While amputation and decomposition are effective in losing weight, they are even rougher than the phen-phen and laxatives. Instead you might want to apply a few of these rules to your diet.
- If it is soda, pop, soda pop, cola, fizzy or whatever form of liquid sugar you find, it doesn't belong in your body. We use sugar water (D50/D25) to bring back diabetics from the brink of hypoglycemic induced DEATH. For your part, stick with water as a good any time drink.
- Cutting out red meat isn't a half bad idea. Stick with the lean meats (Turkey, chicken, fish) and no pig. If you need a good reason, go to a pig farm and see how these things live. Trust me, it's not like Charlotte's Web.
- 2,000 Calories. Its the reccomended diet for a reason. Your body uses a certain number of calories every day. If you use more calories than you consume then you will lose weight. If your body consumes more calories than it has within it, you begin to die. It's a fine line. 1,750-2000 calories should be a good marker for you.
- Your diet should include several things in every meal. This list is known as the food pyramid. You may have also heard of it being called the Four Basic Food Groups. Pay attention. It's important to get ALL 4. Dairy especially. Keep cheese, milk and yogurt on hand. Have a serving of cheese with dinner (not fried cheese sticks, hippy) Chocolate milk with breakfast, a snack of yogurt/fruit diring the day.
- Take a multivitamin every day. If you have to keep a bowl of fruit by the door and have your mom hide the vitamins in your morning banana or the hot dog that you sneak in for lunch. This will make sure that you are getting things in your diet like Vitamin b (aids the bodies efforts in absorbing nutrients) and potassium (keeps your heart in good working order, among other odd jobs). And yes, I know you get potassium from bananas and milk as well. I saw Honey, I Shrunk the Parents too.
- Eat smaller meals more often. if you are eating 400 calories 5 times a day, you are keeping your bodies metabolism fired up and burning like a furnace.
- Vegitables and fruit never count. Eat as much of those as you want. I never met a person that told me that they would have been a super model if not for that damn broccoli. Just be sure you do count whatever you put on the veggies and fruit, and apple pie doesn't count as apples.
- Cheat. Pudding is great on occasion. Have a glass of wine, a pint of beer. Build it into the diet. This isn't Fat Camp. You have to like what you are eating if you are going to ever stick with it. Throw yourself a bone every day.

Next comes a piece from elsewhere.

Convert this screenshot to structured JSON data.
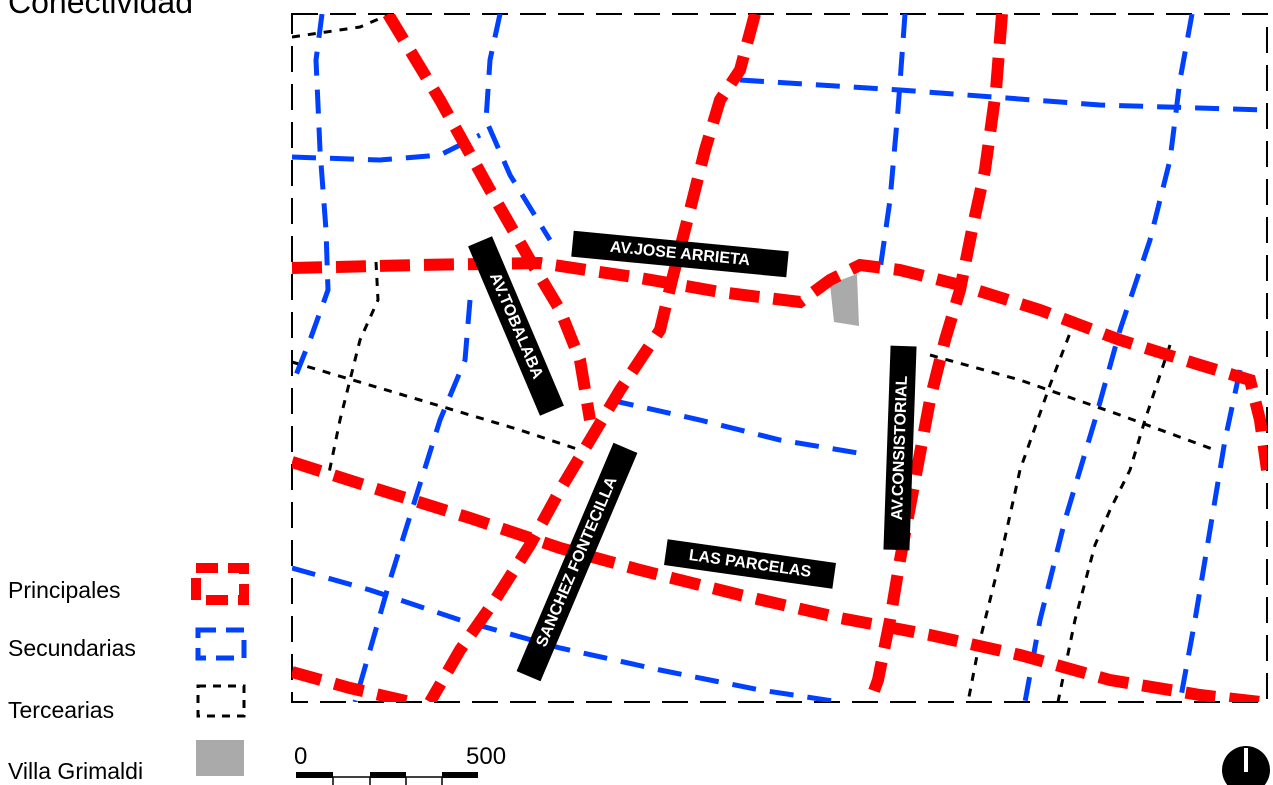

One last note. Like every diet, the results are going to be based on several factors... Specific consumption, daily activity levels and sex being chief among them. I have a job where I walk alot, and am a mid-20s male. I followed the diet for the most part... some days I was great at it, somedays I would join in on a pizza. I lost just over 30 lbs in September.
If you are a female, it will take you longer to lose weight than a male. It's not your fault. It is the way that evolution has caused your body to sustain weight. In the eyes of evolution, you need to be able to provide offspring in feast or famine. if you are starving to death, you can't pop out the babies and the species dies. This is why it is tougher for you to lose weight. It really is a good thing.
As in all things, consult a physician before participating in any type of metabolic activity or anything else you feel like doing. It's your body, but I don't want you wandering into the ER because you had to act the fool. Capiche?